The fact that if you’re eating stuff as part of your job, the calories don’t count! I love working. Best. Job. Ever.
What do you think the food trend of 2017 is?
Food is kinda the new rock and roll, ain’t it? I think the fact that people are now defining themselves more by how and what they eat than what music they’re listening to is pretty much the biggest trend. We have food tribes. We have Whole30 plant-forward pseudo Paleo people and unapologetic fast-food convenience store connoisseurs and farm-to-table locavore omnivores and everyone in between, from extra-gluten to gluten-free and back again. Hopefully, the novelty of rainbow-colored food is wearing off, though.
How is technology changing the way we eat food in the future?

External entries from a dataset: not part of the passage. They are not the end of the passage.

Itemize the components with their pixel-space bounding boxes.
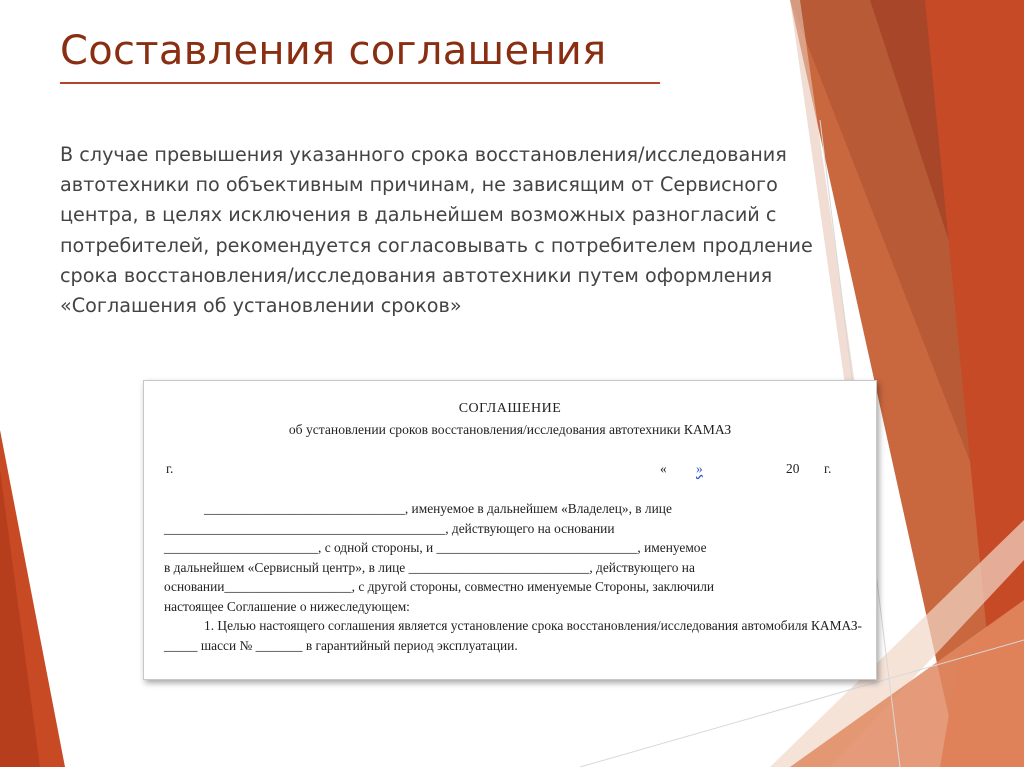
document-line: __________________________________________, действующего на основании — [164, 520, 615, 536]
document-quote-open: « — [660, 461, 667, 476]
document-quote-close — [696, 461, 703, 477]
document-title: СОГЛАШЕНИЕ — [458, 401, 562, 416]
slide-title: Составления соглашения — [60, 28, 607, 74]
document-city: г. — [166, 461, 174, 476]
document-line: основании___________________, с другой стороны, совместно именуемые Стороны, заключили — [164, 579, 715, 594]
agreement-document-image — [143, 380, 877, 680]
quote-close-mark: » — [696, 461, 703, 476]
document-clause: 1. Целью настоящего соглашения является установление срока восстановления/исследования автомобиля КАМАЗ-_____ шасси № _______ в гарантийный период эксплуатации. — [164, 618, 862, 653]
document-subtitle: об установлении сроков восстановления/исследования автотехники КАМАЗ — [288, 422, 732, 437]
slide-body-text: В случае превышения указанного срока восстановления/исследования автотехники по объективным причинам, не зависящим от Сервисного центра, в целях исключения в дальнейшем возможных разногласий с потребителей, рекомендуется согласовывать с потребителем продление срока восстановления/исследования автотехники путем оформления «Соглашения об установлении сроков» — [60, 143, 813, 318]
document-line: _______________________, с одной стороны, и ______________________________, именуемое — [164, 540, 707, 555]
document-line: настоящее Соглашение о нижеследующем: — [164, 598, 410, 614]
document-year-suffix: г. — [824, 461, 832, 476]
document-line: в дальнейшем «Сервисный центр», в лице ___________________________, действующего на — [164, 559, 695, 575]
document-year: 20 — [786, 461, 800, 476]
document-line: ______________________________, именуемое в дальнейшем «Владелец», в лице — [204, 501, 672, 516]
title-underline — [60, 82, 660, 84]
document-body — [164, 499, 862, 655]
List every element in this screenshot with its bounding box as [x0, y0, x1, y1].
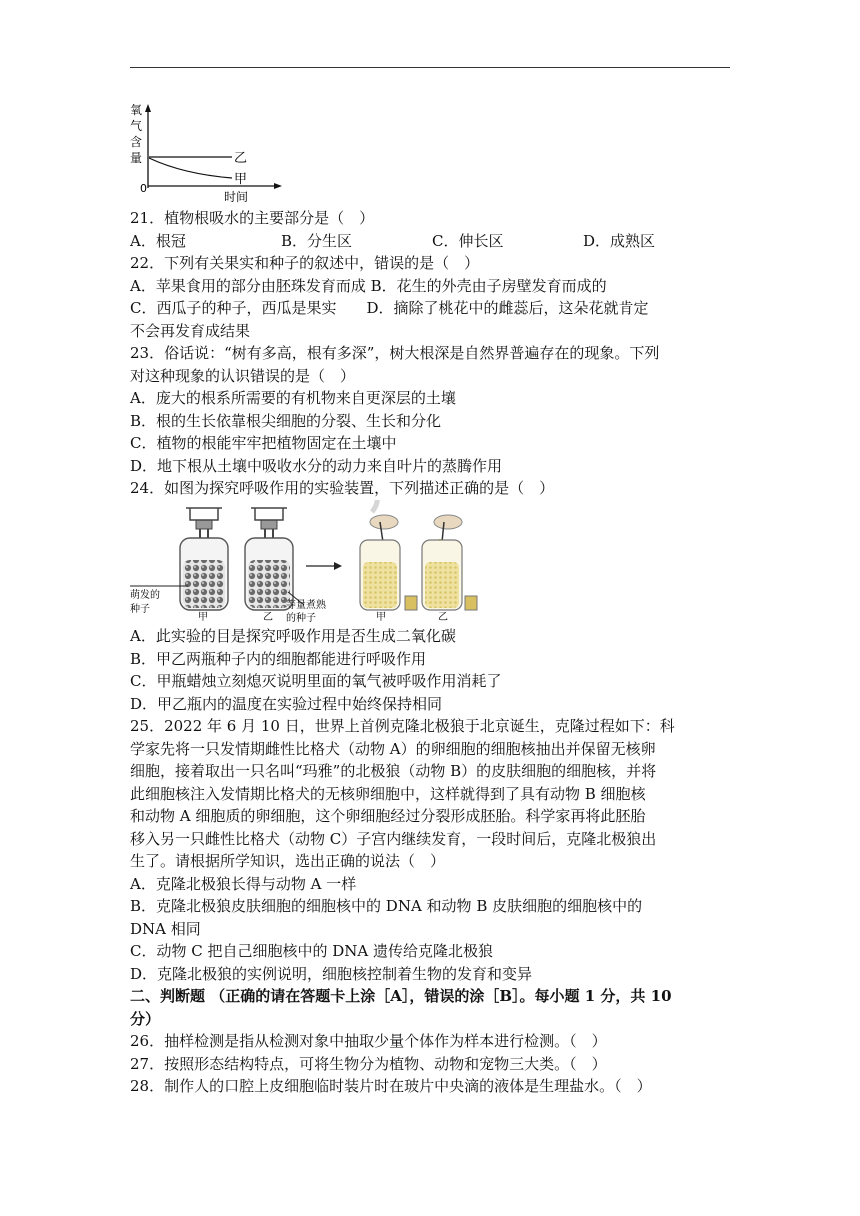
label-bottle-jia: 甲 [198, 612, 208, 623]
jar-yi-candle [422, 515, 477, 610]
q24-option-a: A．此实验的目是探究呼吸作用是否生成二氧化碳 [130, 627, 456, 645]
q25-line: 生了。请根据所学知识，选出正确的说法（ ） [130, 852, 446, 870]
q22-line3: 不会再发育成结果 [130, 322, 251, 340]
q25-line: 此细胞核注入发情期比格犬的无核卵细胞中，这样就得到了具有动物 B 细胞核 [130, 785, 646, 803]
bottle-yi-seeds [245, 508, 293, 610]
q24-option-c: C．甲瓶蜡烛立刻熄灭说明里面的氧气被呼吸作用消耗了 [130, 672, 502, 690]
q21-option-d: D．成熟区 [583, 232, 656, 250]
y-axis-label-char: 氧 [130, 103, 143, 117]
y-axis-label-char: 气 [130, 119, 143, 133]
header-rule [130, 67, 730, 68]
q21-option-a: A．根冠 [130, 232, 186, 250]
section2-heading: 二、判断题 （正确的请在答题卡上涂［A］，错误的涂［B］。每小题 1 分，共 10 [130, 987, 672, 1005]
y-axis-arrow [145, 104, 151, 112]
q22-line2: C．西瓜子的种子，西瓜是果实 D．摘除了桃花中的雌蕊后，这朵花就肯定 [130, 299, 649, 317]
q24-option-b: B．甲乙两瓶种子内的细胞都能进行呼吸作用 [130, 650, 427, 668]
q23-stem-line1: 23．俗话说：“树有多高，根有多深”，树大根深是自然界普遍存在的现象。下列 [130, 344, 660, 362]
q25-line: 移入另一只雌性比格犬（动物 C）子宫内继续发育，一段时间后，克隆北极狼出 [130, 830, 657, 848]
bottle-jia-seeds [180, 508, 228, 610]
q28-statement: 28．制作人的口腔上皮细胞临时装片时在玻片中央滴的液体是生理盐水。（ ） [130, 1077, 652, 1095]
q22-stem: 22．下列有关果实和种子的叙述中，错误的是（ ） [130, 254, 480, 272]
q24-option-d: D．甲乙瓶内的温度在实验过程中始终保持相同 [130, 695, 443, 713]
label-jar-yi: 乙 [438, 612, 448, 623]
line-yi-label: 乙 [234, 151, 248, 166]
q21-stem: 21．植物根吸水的主要部分是（ ） [130, 209, 375, 227]
q23-option-d: D．地下根从土壤中吸收水分的动力来自叶片的蒸腾作用 [130, 457, 503, 475]
jar-jia-candle [360, 500, 417, 610]
label-boiled-seeds-1: 等量煮熟 [286, 600, 326, 611]
q25-option-d: D．克隆北极狼的实例说明，细胞核控制着生物的发育和变异 [130, 965, 533, 983]
oxygen-content-graph [128, 100, 298, 204]
label-bottle-yi: 乙 [263, 612, 273, 623]
q23-option-b: B．根的生长依靠根尖细胞的分裂、生长和分化 [130, 412, 442, 430]
q23-option-a: A．庞大的根系所需要的有机物来自更深层的土壤 [130, 389, 456, 407]
origin-label: 0 [140, 182, 147, 195]
q22-line1: A．苹果食用的部分由胚珠发育而成 B．花生的外壳由子房壁发育而成的 [130, 277, 607, 295]
q25-line: 和动物 A 细胞质的卵细胞，这个卵细胞经过分裂形成胚胎。科学家再将此胚胎 [130, 807, 646, 825]
x-axis-arrow [274, 183, 282, 189]
x-axis-label: 时间 [224, 190, 249, 204]
respiration-experiment-figure [128, 500, 478, 624]
label-jar-jia: 甲 [376, 612, 386, 623]
q26-statement: 26．抽样检测是指从检测对象中抽取少量个体作为样本进行检测。（ ） [130, 1032, 607, 1050]
q25-option-c: C．动物 C 把自己细胞核中的 DNA 遗传给克隆北极狼 [130, 942, 494, 960]
q27-statement: 27．按照形态结构特点，可将生物分为植物、动物和宠物三大类。（ ） [130, 1055, 607, 1073]
q25-option-b-cont: DNA 相同 [130, 920, 201, 938]
q25-line: 细胞，接着取出一只名叫“玛雅”的北极狼（动物 B）的皮肤细胞的细胞核，并将 [130, 762, 657, 780]
q23-stem-line2: 对这种现象的认识错误的是（ ） [130, 367, 356, 385]
q25-line: 25．2022 年 6 月 10 日，世界上首例克隆北极狼于北京诞生，克隆过程如下：科 [130, 717, 675, 735]
label-sprouting-seeds-2: 种子 [130, 604, 150, 615]
label-sprouting-seeds-1: 萌发的 [130, 590, 160, 601]
line-jia-label: 甲 [234, 172, 248, 187]
y-axis-label-char: 量 [130, 151, 143, 165]
label-boiled-seeds-2: 的种子 [286, 613, 316, 624]
q25-line: 学家先将一只发情期雌性比格犬（动物 A）的卵细胞的细胞核抽出并保留无核卵 [130, 740, 656, 758]
q23-option-c: C．植物的根能牢牢把植物固定在土壤中 [130, 434, 397, 452]
q25-option-a: A．克隆北极狼长得与动物 A 一样 [130, 875, 357, 893]
section2-heading-cont: 分） [130, 1010, 161, 1028]
q25-option-b: B．克隆北极狼皮肤细胞的细胞核中的 DNA 和动物 B 皮肤细胞的细胞核中的 [130, 897, 643, 915]
y-axis-label-char: 含 [130, 135, 143, 149]
q24-stem: 24．如图为探究呼吸作用的实验装置，下列描述正确的是（ ） [130, 479, 555, 497]
line-jia [149, 158, 232, 178]
q21-option-c: C．伸长区 [432, 232, 504, 250]
q21-option-b: B．分生区 [281, 232, 353, 250]
arrow-icon [306, 562, 342, 570]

In the future, robots will chew our food for us. Um, huge, huge question. There’s a whole riff on food supply chains and organic food and meal delivery kits and food chewing robots, but the first place my mind goes is Instagram and Facebook. You’ve got generations of kids who maybe didn’t know where their food came from. (I mean, Lunchable trees aren’t a thing … yet.) And now they’re seeing all of these pictures of food they have never eaten, followed by videos of how that food comes together. And now cupcakes or pad thai aren’t some mystery that comes from a plastic box — they’re a real thing that can be made at home. The question I ask is what happens when a generation of eight-year-olds is watching people make nam prik and massaman curries on Facebook for fun? What does that do to cuisine going forward? What new foods and tastes and things will emerge from this moment? It’s kinda like when radio happened and people from all over America heard blues for the first time. You got country music. You got R&B. You got rock and roll. You got gangsta rap.
What are your thoughts on food subscription services?
I think there are two types of people in this world: People who like to cook and people who hate it. For people who love to cook, meal delivery kits and food subscriptions need to be as enjoyable as cooking is usually for them. If that kit is like a model airplane and you’re just inserting pre-cut vegetable into oversimplified instructions, that’s not really satisfying. They’re going to try it, hate the food, and cancel. And for people who hate cooking, that kit needs to be easier than picking up the phone and getting a pizza from Sal — or easier than just making friends with someone who loves to cook. Ultimately, not everyone really wants to know how to cook and getting food into the food hole isn’t a super big challenge. I think the more these kits focus on people who love to cook already, the more successful they’ll be, especially when it comes to renewals.
What goes into creating a food app?
Blood, sweat, tears, six months, and about 90,000 lines of code.
Why is it important for a food brand to expand outside of its website?
If you’re going to be a brand—and I don’t care if you’re a food website, or a sports team, or a private university in upstate New York—you cannot just be one thing, like a website, or a team, or a college. To be a brand, you need to actually be able to apply your values to loads of things outside your core offering. So if Epicurious were pots and pans, what would we be? Well, I’m happy to say we’ve solved that and you can find them at Bed Bath and Beyond. They’re approachable, easy to use, durable, and come in really fun colors. Epicurious needs to stand for more than just the platform where we’re found. It’s one reason why we’ve been so successful at video and cookware—we knew who we were and could quickly apply that to loads of things. Hell, three months ago we put out Epicurious wine. It’s amazing.
Do you have any advice for foodies trying to get into the industry?
Yeah. You don’t need my permission to get into this industry. Get on Instagram and practice. Take better photos. Take more videos. Have a real point of view. And understand this: The food media world is a small place and we run in tribes. Everyone knows everyone. So, if you follow us on Instagram and comment and interact, on a long enough timeline we’re gonna know who you are. Do really awesome stuff? We will probably pay attention. But all of that comes from doing. Don’t talk about what you would do if only … go do something with that energy besides talk.